My dear friend Silvana is living the life I dream of. Together with her husband Piergiorgio she bought an old, run down farmhouse on a little hill overlooking the spectacular Val D’Orcia. They rebuilt, refurbished and restored it using traditional materials, creating a home that at the same time is visually mesmerizing, maintains historical truth but is equipped with all the modern conveniences. Its called Podere Cunina.
Beautiful Podere Cunina in Buonconvento Tuscany
The stonework, the iron work, the colors are achingly beautiful.
Part of the restoration project involved creating 7 apartments to rent to vacationers.
One of the apartments at Podere Cunina, Tuscany
Apartment at Podere Cunina, Tuscany
Apartment at Podere Cunina, outside Buonconvento Tuscany
Apartment at Podere Cunina
There are 2 two bedroom apartments and 5 one bedroom apartments, each of which is just gorgeous.
Apartment at Podere Cunina, Tuscany
Podere Cunina is located 3 kms outside of Buonconvento, near Siena. An easy drive from either Rome or Florence it places you in the ideal location from which to drive around Tuscany and really experience the majesty of this amazing part of the world.
After a long day of enjoying yourself it is just lovely to sit out on the patio area and have a prosecco as you watch the sun set over neighboring Montalcino (one of my favorite villages in all of Italy).
The pool at Podere Cunina, near Buonconvento, Tuscany
Wine lovers adore the region, as it is home to the Brunello, one of my all time favorite reds.
Prosecco time at Podere Cunina as the Tuscan Sun sets
Silvana is the ultimate host. She always has loads of ideas of great places to go see and experience. She always tells me about fabulous villages that the tour buses (thankfully) don’t know about, is endlessly knowledgeable about where the best local markets are and when, which restaurants and cafe’s you mustn’t miss, and has the most wonderful stories about this spectacular slice of the world.
Lovers of Frances Mayes’ Under The Tuscan Sun, and her subsequent tomes about her life in Tuscany will love driving to Cortona, which is not too far away, and spending the day walking through every moment in her delicious Tuscan world. (I think at this point I probably know her books by heart)
3 million years ago the Val D’Orcia was under the ocean, which is no doubt why the hills have the most beautiful undulating roll to them. A couple of years ago some guests were walking through the fields on the beautiful Podere Cunina property and picked up a perfectly formed shark’s tooth, that scientists later dated as being 3 million years old. You just never know what you’re going to find in this wonderful place!

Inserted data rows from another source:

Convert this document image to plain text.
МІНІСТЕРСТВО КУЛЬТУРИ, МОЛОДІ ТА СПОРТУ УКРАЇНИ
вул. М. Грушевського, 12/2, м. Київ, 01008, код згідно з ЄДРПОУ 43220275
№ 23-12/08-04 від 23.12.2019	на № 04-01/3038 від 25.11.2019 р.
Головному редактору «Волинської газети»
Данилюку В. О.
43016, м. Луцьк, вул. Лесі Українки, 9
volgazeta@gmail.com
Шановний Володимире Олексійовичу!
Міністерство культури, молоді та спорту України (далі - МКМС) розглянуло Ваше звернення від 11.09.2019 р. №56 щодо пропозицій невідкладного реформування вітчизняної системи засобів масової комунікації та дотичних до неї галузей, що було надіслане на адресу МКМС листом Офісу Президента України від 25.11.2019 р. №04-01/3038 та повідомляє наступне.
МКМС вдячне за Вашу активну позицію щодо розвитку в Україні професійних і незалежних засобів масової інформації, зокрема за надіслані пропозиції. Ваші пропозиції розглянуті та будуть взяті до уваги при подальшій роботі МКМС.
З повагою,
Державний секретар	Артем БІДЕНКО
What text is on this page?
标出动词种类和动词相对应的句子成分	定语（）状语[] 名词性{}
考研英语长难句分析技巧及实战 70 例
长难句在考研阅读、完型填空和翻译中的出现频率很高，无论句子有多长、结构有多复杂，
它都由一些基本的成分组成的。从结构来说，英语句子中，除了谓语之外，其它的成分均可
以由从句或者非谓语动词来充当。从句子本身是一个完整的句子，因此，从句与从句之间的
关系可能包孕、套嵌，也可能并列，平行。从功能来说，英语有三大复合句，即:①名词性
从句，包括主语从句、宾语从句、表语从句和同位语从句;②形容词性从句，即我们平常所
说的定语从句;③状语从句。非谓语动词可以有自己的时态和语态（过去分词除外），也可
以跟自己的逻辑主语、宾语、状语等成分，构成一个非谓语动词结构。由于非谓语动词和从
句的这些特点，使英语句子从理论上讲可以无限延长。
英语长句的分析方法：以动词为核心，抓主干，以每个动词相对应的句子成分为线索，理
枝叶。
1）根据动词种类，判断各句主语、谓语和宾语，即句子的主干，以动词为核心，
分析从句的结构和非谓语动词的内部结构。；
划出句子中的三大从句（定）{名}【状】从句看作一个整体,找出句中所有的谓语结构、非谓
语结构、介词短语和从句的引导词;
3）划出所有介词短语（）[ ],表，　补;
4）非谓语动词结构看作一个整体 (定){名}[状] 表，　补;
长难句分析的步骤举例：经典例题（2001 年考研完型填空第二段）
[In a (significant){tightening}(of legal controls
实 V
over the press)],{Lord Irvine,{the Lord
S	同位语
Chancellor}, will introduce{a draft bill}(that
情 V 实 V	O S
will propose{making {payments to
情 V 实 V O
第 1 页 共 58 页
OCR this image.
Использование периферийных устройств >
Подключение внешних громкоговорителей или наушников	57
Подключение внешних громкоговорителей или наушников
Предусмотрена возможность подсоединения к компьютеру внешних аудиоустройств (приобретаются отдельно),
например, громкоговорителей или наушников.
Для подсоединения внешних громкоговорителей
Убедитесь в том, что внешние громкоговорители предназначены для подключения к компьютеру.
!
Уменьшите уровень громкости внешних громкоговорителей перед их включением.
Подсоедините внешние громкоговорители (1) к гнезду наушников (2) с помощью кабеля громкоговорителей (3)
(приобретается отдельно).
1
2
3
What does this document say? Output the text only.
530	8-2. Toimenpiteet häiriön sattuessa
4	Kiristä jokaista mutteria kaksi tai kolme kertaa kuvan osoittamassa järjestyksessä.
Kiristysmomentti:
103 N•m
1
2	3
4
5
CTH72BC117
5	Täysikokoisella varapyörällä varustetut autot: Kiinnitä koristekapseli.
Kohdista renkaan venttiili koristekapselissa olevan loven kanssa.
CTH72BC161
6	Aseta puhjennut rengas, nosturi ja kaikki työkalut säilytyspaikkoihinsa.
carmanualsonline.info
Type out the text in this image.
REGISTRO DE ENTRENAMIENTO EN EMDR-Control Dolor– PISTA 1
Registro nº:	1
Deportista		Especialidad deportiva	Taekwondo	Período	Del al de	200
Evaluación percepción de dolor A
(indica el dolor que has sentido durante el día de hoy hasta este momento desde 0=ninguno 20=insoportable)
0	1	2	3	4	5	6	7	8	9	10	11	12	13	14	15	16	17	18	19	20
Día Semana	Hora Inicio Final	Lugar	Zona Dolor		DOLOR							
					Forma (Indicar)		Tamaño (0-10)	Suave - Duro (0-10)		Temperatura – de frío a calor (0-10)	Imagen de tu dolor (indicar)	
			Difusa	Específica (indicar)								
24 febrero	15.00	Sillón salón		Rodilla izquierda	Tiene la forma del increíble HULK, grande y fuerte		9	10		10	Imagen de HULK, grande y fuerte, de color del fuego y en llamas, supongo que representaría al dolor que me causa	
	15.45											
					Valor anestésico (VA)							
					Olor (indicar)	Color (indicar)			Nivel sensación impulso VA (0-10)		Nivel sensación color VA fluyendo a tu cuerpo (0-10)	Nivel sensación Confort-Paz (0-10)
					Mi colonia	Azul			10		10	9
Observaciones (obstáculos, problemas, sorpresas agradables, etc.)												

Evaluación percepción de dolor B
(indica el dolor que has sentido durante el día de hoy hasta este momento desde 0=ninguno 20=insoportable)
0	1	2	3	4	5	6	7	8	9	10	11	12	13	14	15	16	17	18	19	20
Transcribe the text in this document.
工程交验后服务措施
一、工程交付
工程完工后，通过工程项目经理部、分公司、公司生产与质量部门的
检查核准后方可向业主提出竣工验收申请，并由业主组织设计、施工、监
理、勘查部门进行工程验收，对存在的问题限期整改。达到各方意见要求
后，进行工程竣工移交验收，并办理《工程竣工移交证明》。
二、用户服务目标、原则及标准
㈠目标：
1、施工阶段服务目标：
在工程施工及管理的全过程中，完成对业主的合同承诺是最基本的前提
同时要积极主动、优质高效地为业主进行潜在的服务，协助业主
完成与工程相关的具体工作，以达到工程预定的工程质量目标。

Summer is not the only time to enjoy Tuscany. Spring and autumn are beautiful, and this year if everything goes as planned we are hoping to touch down in Tuscany over the winter too.
If staying on a glamorous little farm is a bit to rural for you, Silvana also rents out an apartment in beautiful San Gimignano, which is my Italian home, and which I can never go a single day without thinking about.